Dr. Charles later recalled his feelings as the balloon lifted above the trees of the Tuileries and across the Seine. "Nothing will ever quite equal that moment of total hilarity that filled my whole body at the moment of take-off. I felt we were flying away from the Earth and all its troubles for ever. It was not mere delight. It was a sort of physical ecstasy. My companion Monsieur Robert murmured to me -- I'm finished with the Earth. From now on it's the sky for me! Such utter calm. Such immensity!" Benjamin Franklin, American Ambassador in Paris, watched the launch through a telescope from the window of his carriage. Afterwards he remarked: "Someone asked me -- what's the use of a balloon? I replied -- what's the use of a newborn baby?"
Two hours later they landed twenty-seven miles away at Nesle, skimming across a field and chased by a group of farm workers, "like children chasing a butterfly." Once the balloon was secured, in a moment euphoria Dr. Charles asked M. Robert to step out of the basket. Released of his weight, and with Charles alone aboard, the balloon rapidly relaunched and climbed into the sunset, reaching the astonishing height of 10,000 feet in a mere ten minutes. One thousand feet per minute: a truly formidable and terrifying ascent. Dr. Charles kept calmly observing his instruments, and making notes until his hand was too cold to grasp the pen. "I was the first man ever to see the sun set twice in the same day. The cold was intense and dry, but supportable. I had acute pain in my right ear and jaw. But I examined all my sensations calmly. I could hear myself living, so to speak."

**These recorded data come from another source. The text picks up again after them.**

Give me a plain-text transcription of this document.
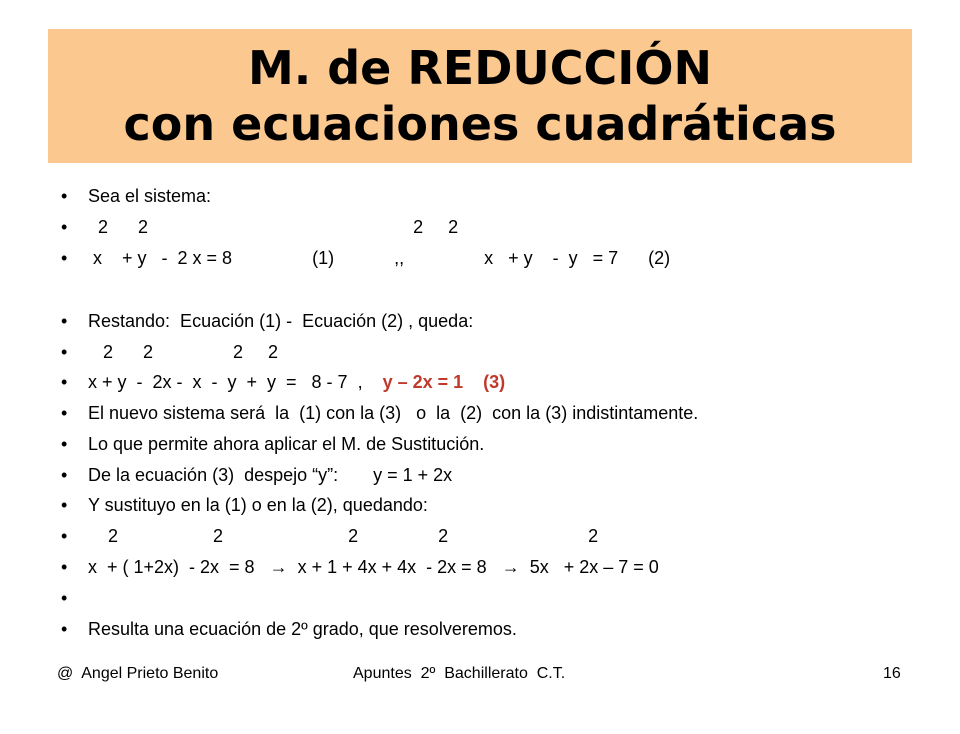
M. de REDUCCIÓN
con ecuaciones cuadráticas

•

Sea el sistema:

•

2      2                                                     2     2

•

x    + y   -  2 x = 8                (1)            ,,                x   + y    -  y   = 7      (2)

•

Restando:  Ecuación (1) -  Ecuación (2) , queda:

•

2      2                2     2

•

x + y  -  2x -  x  -  y  +  y  =   8 - 7  ,    y – 2x = 1    (3)

•

El nuevo sistema será  la  (1) con la (3)   o  la  (2)  con la (3) indistintamente.

•

Lo que permite ahora aplicar el M. de Sustitución.

•

De la ecuación (3)  despejo “y”:       y = 1 + 2x

•

Y sustituyo en la (1) o en la (2), quedando:

•

2                   2                         2                2                            2

•

x  + ( 1+2x)  - 2x  = 8   →  x + 1 + 4x + 4x  - 2x = 8   →  5x   + 2x – 7 = 0

•

•

Resulta una ecuación de 2º grado, que resolveremos.

@  Angel Prieto Benito	Apuntes  2º  Bachillerato  C.T.	16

He began gently to release the hydrogen gas-valve. Within thirty-five minutes he was safely back on terra firma--a term that took on new meaning--alighting a mere three miles from his first landing point. His ascent had been almost vertical. It was the first solo flight in history. "Never has a man felt so solitary, so sublime,--and so utterly terrified." Dr. Charles never flew again.

For sheer novelty and adventure, did the moon landing have anything on this?